Ironically, Beann released his book on the same day that the deadly Camp fire erupted in Butte County. Proceeds from the book go to fire victims and the California Fire Foundation, which supports the families of fallen first responders.
'I wanted to wait to publish it because so many people had lost so much … it seemed good to give it some space,' he said. 'But I thought it was important to tell the story because there were so many bad stories, and this was a good one.'
Beann said his neighborhood, located just off Fountaingrove Parkway and below Keysight Technologies, already boasted a core group of people who enjoyed getting together for potlucks even before the October 2017 disaster struck.
'When the fire hit, it all coalesced,' he said. 'By day three, we started turning into a tribe. We all ate together at headquarters (a neighborhood driveway/garage) and we became a family … there was something about it that felt really right as a human being.'
A heroic team effort
The modest neighborhood of about 30 homes, shaped like a 'Q' with a short spur road off to one side, lost only three homes to the fire, thanks to its volunteer 'tribe' — dubbed the 'Pointe Patrol' — including two first responders who lived there and a raft of evacuated neighbors who would ferry up food, water, ice and even a generator to the nine-member patrol.
'We were very lucky … because we had an active duty sheriff's deputy and a retired fireman who stayed behind and recruited some of the younger folks,' said Joel Butler, an evacuated resident whose house suffered smoke damage. 'They saved my house with garden hoses, and that's how the five houses on the ridge are still there.'
The Pointe Patrol also managed to save The Boulders, a 124-unit apartment complex just across Altruria Drive from Viewpointe. The complex kept them busy with multiple hot spots constantly erupting in the mulched landscaping for several days. One of the chapters in the book is dedicated to an epic all-nighter the patrol spent at the complex.
'Those guys from Viewpointe Circle … were true heroes in that they came back several days in a row to The Boulders and put blazes out that ignited after the fire department had moved on down the hills,' said Don Prial, a resident who evacuated from The Boulders for 16 days. 'We had no idea what we'd find in the aftermath.'
The apartment complex is bordered on one side by a deep ditch full of brush and on the other side by a steep, grassy hill, where fire tornadoes would form and 'shoot out embers the size of dinner plates,' Beann said.

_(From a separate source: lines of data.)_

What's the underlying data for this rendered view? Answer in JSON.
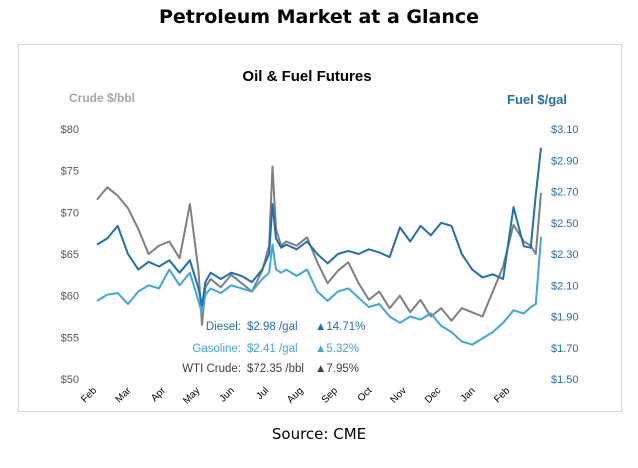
{
  "page_title": "Petroleum Market at a Glance",
  "source": "Source: CME",
  "colors": {
    "diesel": "#1f6fb5",
    "gasoline": "#3da7de",
    "crude": "#7f7f7f",
    "left_axis_label": "#a6a6a6",
    "right_axis_label": "#1f6fb5",
    "axis_text": "#595959"
  },
  "chart_data": {
    "type": "line",
    "title": "Oil & Fuel Futures",
    "ylabel_left": "Crude $/bbl",
    "ylabel_right": "Fuel $/gal",
    "ylim_left": [
      50,
      80
    ],
    "ylim_right": [
      1.5,
      3.1
    ],
    "yticks_left": [
      "$80",
      "$75",
      "$70",
      "$65",
      "$60",
      "$55",
      "$50"
    ],
    "yticks_right": [
      "$3.10",
      "$2.90",
      "$2.70",
      "$2.50",
      "$2.30",
      "$2.10",
      "$1.90",
      "$1.70",
      "$1.50"
    ],
    "x_months": [
      "Feb",
      "Mar",
      "Apr",
      "May",
      "Jun",
      "Jul",
      "Aug",
      "Sep",
      "Oct",
      "Nov",
      "Dec",
      "Jan",
      "Feb"
    ],
    "legend": [
      {
        "name": "Diesel:",
        "value": "$2.98 /gal",
        "change": "▲14.71%",
        "color_key": "diesel"
      },
      {
        "name": "Gasoline:",
        "value": "$2.41 /gal",
        "change": "▲5.32%",
        "color_key": "gasoline"
      },
      {
        "name": "WTI Crude:",
        "value": "$72.35 /bbl",
        "change": "▲7.95%",
        "color_key": "crude"
      }
    ],
    "series": [
      {
        "name": "Diesel",
        "axis": "right",
        "x": [
          0,
          0.3,
          0.6,
          0.9,
          1.2,
          1.5,
          1.8,
          2.1,
          2.4,
          2.7,
          2.95,
          3.05,
          3.15,
          3.3,
          3.6,
          3.9,
          4.2,
          4.5,
          4.8,
          5.0,
          5.1,
          5.2,
          5.35,
          5.5,
          5.8,
          6.1,
          6.4,
          6.7,
          7.0,
          7.3,
          7.6,
          7.9,
          8.2,
          8.5,
          8.8,
          9.1,
          9.4,
          9.7,
          10.0,
          10.3,
          10.6,
          10.9,
          11.2,
          11.5,
          11.8,
          12.1,
          12.4,
          12.6,
          12.75,
          12.9
        ],
        "values": [
          2.36,
          2.4,
          2.48,
          2.3,
          2.2,
          2.25,
          2.22,
          2.26,
          2.18,
          2.26,
          2.08,
          1.97,
          2.12,
          2.18,
          2.14,
          2.18,
          2.16,
          2.12,
          2.2,
          2.3,
          2.62,
          2.4,
          2.34,
          2.36,
          2.33,
          2.38,
          2.3,
          2.24,
          2.3,
          2.32,
          2.3,
          2.33,
          2.31,
          2.28,
          2.47,
          2.38,
          2.48,
          2.42,
          2.5,
          2.48,
          2.3,
          2.2,
          2.15,
          2.17,
          2.14,
          2.6,
          2.35,
          2.34,
          2.68,
          2.98
        ]
      },
      {
        "name": "Gasoline",
        "axis": "right",
        "x": [
          0,
          0.3,
          0.6,
          0.9,
          1.2,
          1.5,
          1.8,
          2.1,
          2.4,
          2.7,
          2.95,
          3.05,
          3.15,
          3.3,
          3.6,
          3.9,
          4.2,
          4.5,
          4.8,
          5.0,
          5.1,
          5.2,
          5.35,
          5.5,
          5.8,
          6.1,
          6.4,
          6.7,
          7.0,
          7.3,
          7.6,
          7.9,
          8.2,
          8.5,
          8.8,
          9.1,
          9.4,
          9.7,
          10.0,
          10.3,
          10.6,
          10.9,
          11.2,
          11.5,
          11.8,
          12.1,
          12.4,
          12.6,
          12.75,
          12.9
        ],
        "values": [
          2.0,
          2.04,
          2.05,
          1.98,
          2.06,
          2.1,
          2.08,
          2.2,
          2.1,
          2.18,
          2.0,
          1.92,
          2.04,
          2.08,
          2.05,
          2.1,
          2.08,
          2.06,
          2.14,
          2.18,
          2.36,
          2.2,
          2.18,
          2.2,
          2.16,
          2.2,
          2.06,
          2.0,
          2.06,
          2.08,
          2.02,
          1.96,
          1.98,
          1.9,
          1.86,
          1.9,
          1.88,
          1.92,
          1.84,
          1.8,
          1.74,
          1.72,
          1.76,
          1.8,
          1.86,
          1.94,
          1.92,
          1.96,
          1.98,
          2.41
        ]
      },
      {
        "name": "WTI Crude",
        "axis": "left",
        "x": [
          0,
          0.3,
          0.6,
          0.9,
          1.2,
          1.5,
          1.8,
          2.1,
          2.4,
          2.7,
          2.95,
          3.05,
          3.15,
          3.3,
          3.6,
          3.9,
          4.2,
          4.5,
          4.8,
          5.0,
          5.1,
          5.2,
          5.35,
          5.5,
          5.8,
          6.1,
          6.4,
          6.7,
          7.0,
          7.3,
          7.6,
          7.9,
          8.2,
          8.5,
          8.8,
          9.1,
          9.4,
          9.7,
          10.0,
          10.3,
          10.6,
          10.9,
          11.2,
          11.5,
          11.8,
          12.1,
          12.4,
          12.6,
          12.75,
          12.9
        ],
        "values": [
          71.5,
          73.0,
          72.0,
          70.5,
          68.0,
          65.0,
          66.0,
          66.5,
          64.5,
          71.0,
          63.0,
          56.5,
          61.0,
          62.0,
          61.0,
          62.5,
          61.5,
          60.5,
          63.0,
          66.0,
          75.5,
          68.0,
          66.0,
          66.5,
          66.0,
          67.0,
          64.0,
          61.5,
          63.0,
          64.0,
          61.5,
          59.5,
          60.5,
          58.5,
          60.0,
          58.0,
          59.5,
          57.5,
          58.5,
          57.0,
          58.5,
          58.0,
          57.5,
          60.5,
          63.5,
          68.5,
          66.5,
          66.0,
          65.0,
          72.35
        ]
      }
    ]
  }
}
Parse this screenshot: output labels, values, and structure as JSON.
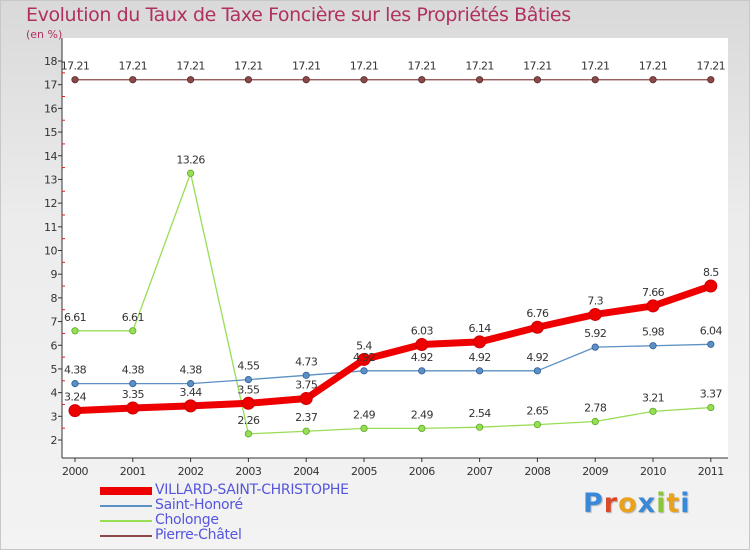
{
  "title": "Evolution du Taux de Taxe Foncière sur les Propriétés Bâties",
  "subtitle": "(en %)",
  "logo_text": "Proxiti",
  "logo_colors": [
    "#3a88d8",
    "#d94a2a",
    "#e8a21c",
    "#3a88d8",
    "#8cc43c",
    "#e8a21c",
    "#3a88d8"
  ],
  "chart_data": {
    "type": "line",
    "title": "Evolution du Taux de Taxe Foncière sur les Propriétés Bâties",
    "ylabel": "(en %)",
    "xlabel": "",
    "ylim": [
      2,
      18
    ],
    "yticks": [
      "2",
      "3",
      "4",
      "5",
      "6",
      "7",
      "8",
      "9",
      "10",
      "11",
      "12",
      "13",
      "14",
      "15",
      "16",
      "17",
      "18"
    ],
    "categories": [
      "2000",
      "2001",
      "2002",
      "2003",
      "2004",
      "2005",
      "2006",
      "2007",
      "2008",
      "2009",
      "2010",
      "2011"
    ],
    "grid": false,
    "legend": "bottom-left",
    "series": [
      {
        "name": "VILLARD-SAINT-CHRISTOPHE",
        "color": "#ee0000",
        "values": [
          3.24,
          3.35,
          3.44,
          3.55,
          3.75,
          5.4,
          6.03,
          6.14,
          6.76,
          7.3,
          7.66,
          8.5
        ],
        "labels": [
          "3.24",
          "3.35",
          "3.44",
          "3.55",
          "3.75",
          "5.4",
          "6.03",
          "6.14",
          "6.76",
          "7.3",
          "7.66",
          "8.5"
        ]
      },
      {
        "name": "Saint-Honoré",
        "color": "#5c8fc4",
        "values": [
          4.38,
          4.38,
          4.38,
          4.55,
          4.73,
          4.92,
          4.92,
          4.92,
          4.92,
          5.92,
          5.98,
          6.04
        ],
        "labels": [
          "4.38",
          "4.38",
          "4.38",
          "4.55",
          "4.73",
          "4.92",
          "4.92",
          "4.92",
          "4.92",
          "5.92",
          "5.98",
          "6.04"
        ]
      },
      {
        "name": "Cholonge",
        "color": "#99dd55",
        "values": [
          6.61,
          6.61,
          13.26,
          2.26,
          2.37,
          2.49,
          2.49,
          2.54,
          2.65,
          2.78,
          3.21,
          3.37
        ],
        "labels": [
          "6.61",
          "6.61",
          "13.26",
          "2.26",
          "2.37",
          "2.49",
          "2.49",
          "2.54",
          "2.65",
          "2.78",
          "3.21",
          "3.37"
        ]
      },
      {
        "name": "Pierre-Châtel",
        "color": "#8b4848",
        "values": [
          17.21,
          17.21,
          17.21,
          17.21,
          17.21,
          17.21,
          17.21,
          17.21,
          17.21,
          17.21,
          17.21,
          17.21
        ],
        "labels": [
          "17.21",
          "17.21",
          "17.21",
          "17.21",
          "17.21",
          "17.21",
          "17.21",
          "17.21",
          "17.21",
          "17.21",
          "17.21",
          "17.21"
        ]
      }
    ]
  }
}
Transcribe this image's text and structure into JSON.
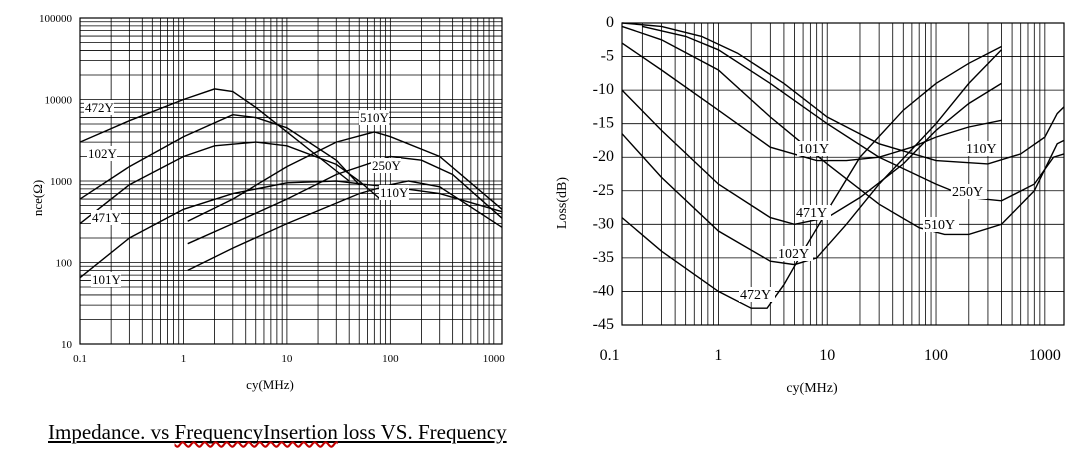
{
  "caption": {
    "part1": "Impedance. vs ",
    "part2": "FrequencyInsertion",
    "part3": " loss VS. Frequency"
  },
  "chart_data": [
    {
      "type": "line",
      "title": "",
      "xlabel": "cy(MHz)",
      "ylabel": "nce(Ω)",
      "xscale": "log",
      "yscale": "log",
      "xlim": [
        0.1,
        1200
      ],
      "ylim": [
        10,
        100000
      ],
      "x_ticks": [
        "0.1",
        "1",
        "10",
        "100",
        "1000"
      ],
      "y_ticks": [
        "10",
        "100",
        "1000",
        "10000",
        "100000"
      ],
      "grid": true,
      "series": [
        {
          "name": "472Y",
          "x": [
            0.1,
            0.3,
            1,
            2,
            3,
            5,
            10,
            20,
            40
          ],
          "y": [
            3000,
            5500,
            10000,
            13500,
            12500,
            8000,
            4000,
            2000,
            1000
          ]
        },
        {
          "name": "102Y",
          "x": [
            0.1,
            0.3,
            1,
            3,
            5,
            10,
            30,
            50
          ],
          "y": [
            600,
            1500,
            3500,
            6500,
            6000,
            4500,
            1800,
            900
          ]
        },
        {
          "name": "471Y",
          "x": [
            0.1,
            0.3,
            1,
            2,
            5,
            10,
            30,
            50,
            80
          ],
          "y": [
            300,
            900,
            2000,
            2700,
            3000,
            2700,
            1600,
            1000,
            600
          ]
        },
        {
          "name": "101Y",
          "x": [
            0.1,
            0.3,
            1,
            3,
            10,
            30,
            60,
            100,
            300,
            1200
          ],
          "y": [
            65,
            200,
            450,
            700,
            950,
            1000,
            900,
            850,
            700,
            420
          ]
        },
        {
          "name": "510Y",
          "x": [
            1.1,
            3,
            10,
            30,
            70,
            100,
            300,
            1200
          ],
          "y": [
            320,
            600,
            1500,
            3000,
            4000,
            3500,
            2000,
            450
          ]
        },
        {
          "name": "250Y",
          "x": [
            1.1,
            3,
            10,
            30,
            100,
            200,
            400,
            1200
          ],
          "y": [
            170,
            300,
            600,
            1200,
            2000,
            1800,
            1200,
            350
          ]
        },
        {
          "name": "110Y",
          "x": [
            1.1,
            3,
            10,
            50,
            100,
            150,
            300,
            1200
          ],
          "y": [
            80,
            150,
            300,
            700,
            900,
            1000,
            850,
            270
          ]
        }
      ],
      "annotations": [
        "472Y",
        "102Y",
        "471Y",
        "101Y",
        "510Y",
        "250Y",
        "110Y"
      ]
    },
    {
      "type": "line",
      "title": "",
      "xlabel": "cy(MHz)",
      "ylabel": "Loss(dB)",
      "xscale": "log",
      "xlim": [
        0.13,
        1500
      ],
      "ylim": [
        -45,
        0
      ],
      "x_ticks": [
        "0.1",
        "1",
        "10",
        "100",
        "1000"
      ],
      "y_ticks": [
        "0",
        "-5",
        "-10",
        "-15",
        "-20",
        "-25",
        "-30",
        "-35",
        "-40",
        "-45"
      ],
      "grid": true,
      "series": [
        {
          "name": "472Y",
          "x": [
            0.13,
            0.3,
            1,
            2,
            2.8,
            4,
            6,
            10,
            20,
            50,
            100,
            200,
            400
          ],
          "y": [
            -29,
            -34,
            -40,
            -42.5,
            -42.5,
            -39,
            -34,
            -28,
            -20,
            -13,
            -9,
            -6,
            -3.5
          ]
        },
        {
          "name": "102Y",
          "x": [
            0.13,
            0.3,
            1,
            3,
            5,
            8,
            15,
            30,
            100,
            200,
            400
          ],
          "y": [
            -16.5,
            -23,
            -31,
            -35.5,
            -36,
            -35,
            -30,
            -24,
            -15,
            -9,
            -4
          ]
        },
        {
          "name": "471Y",
          "x": [
            0.13,
            0.3,
            1,
            3,
            5,
            10,
            20,
            50,
            100,
            200,
            400
          ],
          "y": [
            -10,
            -16,
            -24,
            -29,
            -30,
            -29,
            -26,
            -21,
            -16,
            -12,
            -9
          ]
        },
        {
          "name": "101Y",
          "x": [
            0.13,
            0.3,
            1,
            3,
            8,
            15,
            30,
            60,
            100,
            200,
            400
          ],
          "y": [
            -3,
            -7,
            -13,
            -18.5,
            -20.5,
            -20.5,
            -20,
            -18.5,
            -17,
            -15.5,
            -14.5
          ]
        },
        {
          "name": "510Y",
          "x": [
            0.13,
            0.3,
            1,
            3,
            10,
            30,
            70,
            120,
            200,
            400,
            800,
            1300,
            1500
          ],
          "y": [
            -0.5,
            -2.5,
            -7,
            -14,
            -21,
            -27,
            -30.5,
            -31.5,
            -31.5,
            -30,
            -25,
            -18,
            -17.5
          ]
        },
        {
          "name": "250Y",
          "x": [
            0.2,
            0.5,
            1,
            3,
            10,
            30,
            100,
            200,
            400,
            800,
            1200,
            1500
          ],
          "y": [
            -0.5,
            -2,
            -4,
            -9,
            -15,
            -20,
            -24,
            -26,
            -26.5,
            -24,
            -20,
            -19.5
          ]
        },
        {
          "name": "110Y",
          "x": [
            0.13,
            0.3,
            0.7,
            1.5,
            4,
            10,
            30,
            100,
            300,
            600,
            1000,
            1300,
            1500
          ],
          "y": [
            0,
            -0.5,
            -2,
            -4.5,
            -9,
            -14,
            -18,
            -20.5,
            -21,
            -19.5,
            -17,
            -13.5,
            -12.5
          ]
        }
      ],
      "annotations": [
        "472Y",
        "102Y",
        "471Y",
        "101Y",
        "510Y",
        "250Y",
        "110Y"
      ]
    }
  ]
}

'If The Boulders or the ditch went, we were going to leave,' he said. 'That's why we spent so much time over there putting out hot spots.'
Some 1½ years later, Viewpointe Circle and The Boulders still stand, small islands of normalcy amid a wasteland of empty lots and noisy, construction sites, from the flattened Miramonte neighborhood below to Fountainview Circle and Gardenview Circle above, where most of the homes were also destroyed.